Understanding the cellular interactome of non-alcoholic fatty liver disease

Abstract

Non-alcoholic fatty liver disease (NAFLD) is reaching epidemic proportions, with a global prevalence of 25% in the adult population. Non-alcoholic steatohepatitis (NASH), which can lead to cirrhosis, has become the leading indication for liver transplantation in both Europe and the USA. Liver fibrosis is the consequence of sustained, iterative liver injury, and the main determinant of outcomes in NASH. The liver possesses remarkable inherent plasticity, and liver fibrosis can regress when the injurious agent is removed, thus providing opportunities to alter long-term outcomes through therapeutic interventions. Although hepatocyte injury is a key driver of NASH, multiple other cell lineages within the hepatic fibrotic niche play major roles in the perpetuation of inflammation, mesenchymal cell activation, extracellular matrix accumulation as well as fibrosis resolution. The constituents of this cellular interactome, and how the various subpopulations within the fibrotic niche interact to drive fibrogenesis is an area of active research. Important cellular components of the fibrotic niche include endothelial cells, macrophages, passaging immune cell populations and myofibroblasts. In this review, we will describe how rapidly evolving technologies such as single-cell genomics, spatial transcriptomics and single-cell ligand-receptor analyses are transforming our understanding of the cellular interactome in NAFLD/NASH, and how this new, high-resolution information is being leveraged to develop rational new therapies for patients with NASH.

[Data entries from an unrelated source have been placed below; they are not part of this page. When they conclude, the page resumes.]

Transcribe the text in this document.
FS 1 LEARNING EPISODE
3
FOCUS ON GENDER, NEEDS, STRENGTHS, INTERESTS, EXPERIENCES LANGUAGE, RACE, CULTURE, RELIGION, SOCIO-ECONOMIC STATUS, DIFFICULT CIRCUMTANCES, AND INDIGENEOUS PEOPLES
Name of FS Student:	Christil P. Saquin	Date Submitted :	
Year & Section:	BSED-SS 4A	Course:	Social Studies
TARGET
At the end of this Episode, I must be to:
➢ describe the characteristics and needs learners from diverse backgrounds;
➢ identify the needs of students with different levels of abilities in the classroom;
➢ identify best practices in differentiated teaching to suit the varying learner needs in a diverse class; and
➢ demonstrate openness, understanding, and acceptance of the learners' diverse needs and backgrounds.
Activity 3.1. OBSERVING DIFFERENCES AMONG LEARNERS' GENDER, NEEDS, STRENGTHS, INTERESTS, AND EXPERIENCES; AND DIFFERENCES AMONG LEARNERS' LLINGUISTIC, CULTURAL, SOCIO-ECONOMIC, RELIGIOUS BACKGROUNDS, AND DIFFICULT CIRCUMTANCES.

Keywords: BAs, bile acids; CCL, C-C motif chemokine ligand; CCR, C-C motif chemokine receptor; CLD, chronic liver disease; CTGF, connective tissue growth factor; CXCL, C-X-C motif chemokine ligand; CXCR, C-X-C motif chemokine receptor; DAMP, damage-associated molecular pattern; ECM, extracellular matrix; ER, endoplasmic reticulum; FGF, fibroblast growth factor; FXR, farnesoid X receptor; HSCs, hepatic stellate cells; IL, interleukin; ILC, innate lymphoid cell; KCs, Kupffer cells; LSECs, liver sinusoidal endothelial cells; MAIT, mucosal-associated invariant T; MAMPS, microbiota-associated molecular patterns; NAFLD, non-alcoholic fatty liver disease; NASH, non-alcoholic steatohepatitis; NK(T), natural killer (T); NLR, Nod like receptors; Non-alcoholic fatty liver disease (NAFLD); PDGF, platelet-derived growth factor; PFs, portal fibroblasts; SASP, senescence-associated secretory phenotype; TGF, transforming growth factor; TLR, Toll-like receptor; TNF, tumour necrosis factor; VEGF, vascular endothelial growth factor; antifibrotic therapies; cellular interactome; cirrhosis; fibrosis; single-cell genomics.

Fig. 1

Signalling from injured hepatocytes and cholangiocytes to non-parenchymal cells in the fibrotic niche. Injured hepatocytes activate immune cells through DAMPs-TLR9, IL-1β, IL-18 and CXCL10 and directly stimulate myofibroblast differentiation and activation through TGFβ1/2, SHH and PDGFRBB signalling. Immune cell-mediated mechanisms of myofibroblast activation include TGFβ1/2- and amphiregulin-mediated pathways. Ligands are represented in blue and receptors in red.

Fig. 2

Immune cell interactome table. Summary of macrophage, neutrophil, NK cell and T lymphocyte populations within the hepatic fibrotic niche, with key roles in inflammation/fibrosis; activation pathways and ligand/receptor expression are highlighted. The known role and interactions of NKT cells and B cells are addressed in the text. BMD, bone marrow-derived; HSCs, hepatic stellate cells; KCs, Kupffer cells; MFBs, myofibroblasts; NK(T), natural killer (T).

Fig. 3

Multi-lineage regulation of myofibroblast formation in the hepatic fibrotic niche. The central red arrow represents activation of mesenchymal cells into myofibroblasts which deposit ECM and drive scar formation. Macrophages, liver sinusoidal endothelial cells and natural killer cells can all exert regulatory effects on myofibroblast activation. Furthermore, myofibroblasts can also secrete MMPs that break down and remodel the ECM. ECM, extracellular matrix.